O cenário é a Segunda Guerra Mundial. Os personagens são ingleses, australianos, americanos… Soldados e oficiais, todos presos no campo de concentração japonês conhecido como Changi – uma grande prisão cercada por arames farpados cuja fuga seria bem fácil, mas uma vez fora, pra onde ir? A casa de todos ali estava muito longe, e tudo o que lhes restava era esperar pelo fim da guerra.

 Em meio à miséria em que eles se encontravam, com escassez de comida, de remédios, de roupas e de dignidade, entre aqueles homens raquíticos no limiar entre a vida e a morte, existia o Rei. Ele era o único que tinha roupas, o único que tinha tabaco, o único que comia bem e o único que parecia realmente vivo em meio àquele monte de zumbis. Mas por quê? Por que ele tinha tanto enquanto todos os outros tinham tão pouco? É isso que o major Grey se pergunta no primeiro capítulo do livro, logo após jurar acabar com o Rei nem que fosse a última coisa que fizesse na vida.

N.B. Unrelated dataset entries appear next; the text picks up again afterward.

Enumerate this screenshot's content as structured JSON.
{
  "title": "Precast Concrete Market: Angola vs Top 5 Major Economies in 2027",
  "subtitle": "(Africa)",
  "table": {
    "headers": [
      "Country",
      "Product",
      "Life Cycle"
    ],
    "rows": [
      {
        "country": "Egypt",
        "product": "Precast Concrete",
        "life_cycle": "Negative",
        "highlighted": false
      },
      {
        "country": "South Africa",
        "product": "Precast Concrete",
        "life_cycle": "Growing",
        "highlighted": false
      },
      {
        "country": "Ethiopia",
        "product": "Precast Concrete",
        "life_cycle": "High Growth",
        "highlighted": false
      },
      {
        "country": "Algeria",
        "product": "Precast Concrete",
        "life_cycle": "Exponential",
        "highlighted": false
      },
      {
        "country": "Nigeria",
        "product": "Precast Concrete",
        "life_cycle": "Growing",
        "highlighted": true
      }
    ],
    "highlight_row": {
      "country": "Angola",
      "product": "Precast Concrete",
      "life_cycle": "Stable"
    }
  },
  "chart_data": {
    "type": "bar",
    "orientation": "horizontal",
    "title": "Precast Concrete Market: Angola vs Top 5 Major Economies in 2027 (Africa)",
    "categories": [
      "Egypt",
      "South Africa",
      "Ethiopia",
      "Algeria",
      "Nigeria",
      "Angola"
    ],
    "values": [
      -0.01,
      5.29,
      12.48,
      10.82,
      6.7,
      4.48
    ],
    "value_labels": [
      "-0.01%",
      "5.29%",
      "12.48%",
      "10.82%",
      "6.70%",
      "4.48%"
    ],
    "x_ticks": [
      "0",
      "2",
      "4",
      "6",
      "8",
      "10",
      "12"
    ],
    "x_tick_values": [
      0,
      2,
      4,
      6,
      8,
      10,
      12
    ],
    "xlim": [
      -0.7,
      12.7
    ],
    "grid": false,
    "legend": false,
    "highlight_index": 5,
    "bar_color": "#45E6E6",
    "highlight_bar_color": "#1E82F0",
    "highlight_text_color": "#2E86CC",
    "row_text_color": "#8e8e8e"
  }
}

O livro é, acima de tudo, um retrato dos limites dos seres humanos e do que são capazes para sobreviver. É a eterna questão: “até onde vai a sua força de caráter quando se trata de sobrevivência?”. Isso é representado muito bem no contraste gerado pela amizade entre o Rei e Peter Marlowe (personagem que na minha opinião representa o próprio Clavell, por ser inglês e por também ter sido capturado em Java).

O “Rei”
King é um cabo americano de 25 anos, um dos vinte e cinco soldados da América presos em Changi. Apesar de o comércio ser proibido dentro da prisão, ele sempre tem roupas limpas para usar, sempre come melhor que os outros, sempre tem algum dinheiro. Sua desculpa? “Ganhei no pôquer”. Entre outras artimanhas, para driblar os oficiais que tentavam comprometê-lo. Por meio de muita astúcia, o Rei realiza transações comprando e revendendo objetos de valor dos soldados e comercializando com os japoneses e habitantes da ilha. Pra ele o que vale é a lei do “mais forte”. Ali em Changi, quem aprende a se adaptar é Rei – um rei entre os ratos, como sugere o título original.

Peter Marlowe
Peter é um jovem capitão inglês e piloto de caça  de apenas 24 anos, que caiu em Java e viveu algum tempo em uma aldeia antes de ser capturado pelos japoneses. As habilidades de Marlowe em linguagem, inteligência, honestidade e personalidade levam o Rei a tentar envolvê-lo em seus negócios no mercado negro de Changi. Apesar das diferenças, ambos se tornam amigos e a história se desenrola em torno do receio de Peter em se corromper. Se ele ficar do lado do Rei, terá muitos benefícios (entre eles, voltar à Java para ver a garota por quem se apaixonou), mas vale a pena vender sua alma para sobreviver?

A trama
Os dois acabam chamando a atenção de Robin Grey, oficial britânico que tenta manter a disciplina militar rigorosa entre os presos e vê o Rei como a antítese de tudo o que ele acredita. É engraçado que o mais natural é o leitor odiar Grey, por ser um antagonista que sempre está no pé do Rei, sendo que é ele quem está certo. É ele quem está sendo honesto e não admite o modo como ele sempre consegue o que quer de formas ilícitas.
Em meio à roubos (de muitos prisioneiros) e mercado negro (da parte do Rei) vemos outras demonstrações de honestidade e força de caráter, como dos soldados que arriscam ser pegos pelos japoneses para operar o único rádio da prisão – única janela entre eles e o mundo exterior.

Concluindo
Changi é uma história que te faz rir, se emocionar, se agoniar e refletir sobre si mesmo. Na mesma situação, você sobreviveria? Manteria seus princípios? Ou o que vale é a lei do mais forte, a lei da sobrevivência? Qual o limite entre homens e ratos?